I know a lot of freshers today who have decided against joining advertising. They prefer brand management or whatever else. This is because of the feedback they get from existing advertising professionals!

Also like Tanaya rightly pointed out, youngsters are very clear about their materialistic priorities. In today's economy, you can't really help that!

harshalg said...

Sorry for not being able to post as frequently. Am just trying to sort out my RL issues, as opposed to my online avatar! :)

Two things - Advertising as a profession isn't neccesarily about the money. Having said that, yes there might need to be structural corrections, which hopefully will happen over a period of time.

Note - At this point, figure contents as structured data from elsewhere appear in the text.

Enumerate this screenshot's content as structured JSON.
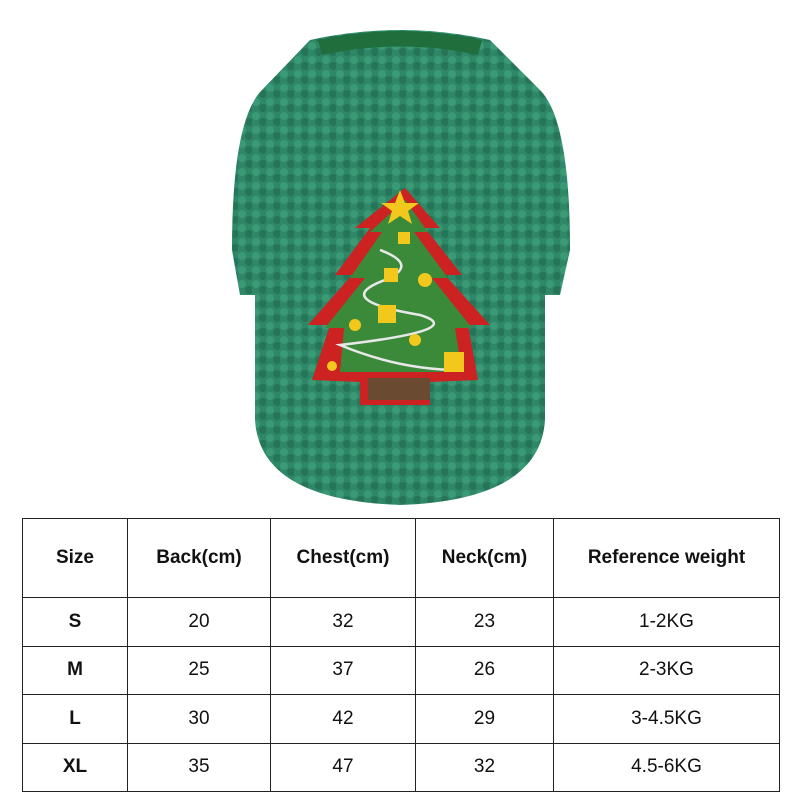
{
  "product": {
    "icon": "christmas-tree-sweater-image",
    "colors": {
      "sweater": "#2f8a68",
      "tree": "#3a8a3a",
      "trim": "#cc2222",
      "star": "#f2c81c",
      "trunk": "#6b4a32"
    }
  },
  "size_table": {
    "headers": [
      "Size",
      "Back(cm)",
      "Chest(cm)",
      "Neck(cm)",
      "Reference weight"
    ],
    "rows": [
      [
        "S",
        "20",
        "32",
        "23",
        "1-2KG"
      ],
      [
        "M",
        "25",
        "37",
        "26",
        "2-3KG"
      ],
      [
        "L",
        "30",
        "42",
        "29",
        "3-4.5KG"
      ],
      [
        "XL",
        "35",
        "47",
        "32",
        "4.5-6KG"
      ]
    ]
  }
}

Money is not neccesarily the desired end goal, but a by-product. If you're good, it will come.

At the end of the day, the folks who really want to be in communications will choose a career on this side of the marketing divide rather than on the client end of things. (This works both ways, with some agencies allowing for secondments - but that's another topic altogether)

I don't really think Santosh moving on is suggestive of larger portents. It's a consequence of natural business happen-stance. The very fact that a fair number of people commented on his interview is reason enough to note that his opinion is well respected (within and outside the community). There's an observation here. Advertising as a fraternity is built around heroes, and the work associated with them.

Maybe, blind hero worship sometimes belies the true sanctity of the work or output (creative, planning or business). A personal favourite maxim is the BBDO credo = "The Work, the work, the work". We seek out heroes and so we beget.

Having said this, he's raised the bar on planning as a discipline, and we can only hope that he comes back. As the adage goes, once an adman, always an adman.

The other interesting aspect that came up during a discussion yesterday was how we tend to look at leadership and progression, perhaps as a race or as a community. Is a functional leader lesser than a business head? And why must, say an engineer, aspire to be a management type, as a natural progression?

I'm not convinced that we neccesarily value true specialist roles as much as we ought to.

FiNK said...

aaah.. v interesting post manish.. n u know.. as one of the optimistic young planners.. i belv in india, in advertising, in us..in what we're doing. and I've only been at it for 6 yrs but even I feel sometimes that the fun and belief is going, perhaps coz we've all got lots more options.. it takes a lot to stay at something when it isnt easy, when it isnt working out. And i'm all for adventures, but also for trying to make a difference. the necessary thing is to choose your battles wisely. and perhaps that's what santosh desai is doing too.. he does sound bitter and pissed off, but I don't blame him. Man, I had a really bad day and part of me is like.. screw this. I'm going to work in an orphanage in vietnam instead. but the bigger part of me will be charged up again tomorrow morning.. oh well. i like the idea of young people redefining what this should be. but we've gotta believe in it completely and put ego and greed and impatience aside just for a bit. v hard.